今から150年前の明治の初め、日本の人口は3、000万人ほどで、その90%は村に住んでいた。村の平均規模は戸数60~70戸、人口370人前後。そんな村が明治21年に71、314もあった。城下町を土台にした武士や商人の人口は1割ほどで、いわば近代日本は小さな村の集まりから始まったのである。それが明治・大正・昭和・平成の合併を経て1、700余りの市町村に統合されたが、それはうわべだけのことで、生活の基盤である原型としての家族の村は、戸数・人口ともに減少したとはいえ、その95%が今も生き残っているのである。約130年を経て、なお持続可能な村とは何か。
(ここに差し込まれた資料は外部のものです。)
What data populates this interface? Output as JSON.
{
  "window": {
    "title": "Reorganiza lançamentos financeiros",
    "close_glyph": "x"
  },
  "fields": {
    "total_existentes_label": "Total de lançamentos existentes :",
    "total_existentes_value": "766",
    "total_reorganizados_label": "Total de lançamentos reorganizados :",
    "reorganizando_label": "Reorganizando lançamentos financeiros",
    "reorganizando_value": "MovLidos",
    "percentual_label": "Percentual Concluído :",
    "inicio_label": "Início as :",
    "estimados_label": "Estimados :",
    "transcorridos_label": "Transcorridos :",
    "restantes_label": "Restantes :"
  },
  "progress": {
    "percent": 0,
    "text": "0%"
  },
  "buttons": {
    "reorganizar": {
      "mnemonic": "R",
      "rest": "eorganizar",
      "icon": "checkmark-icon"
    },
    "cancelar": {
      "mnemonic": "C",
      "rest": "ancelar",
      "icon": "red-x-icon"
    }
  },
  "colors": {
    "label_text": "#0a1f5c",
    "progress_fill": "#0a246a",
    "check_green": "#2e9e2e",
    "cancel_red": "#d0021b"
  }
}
村を村たらしめた力とは何か。それを問わずに、お手軽な統計数値だけで、人間及び家族が生き暮らす「器」としての集落や地域のありようを判断してはならないのである。

私はこの30年近く、東北を中心に多くの農山漁村集落をたずねまわり、その土地を懸命に生きてきた人々から、村を生きるための大切なことを教えてもらってきた。いま、行き詰るコロナ危機の現状をみながら、何百年も人間の生活と人生の場だった日本の村に向き合い学べ!と言いたい。そこにポストコロナ社会にとって大切な知恵とヒントが眠っているのではないか。もう一度、日本の小さな村々から学ぶ時代がやって来つつある。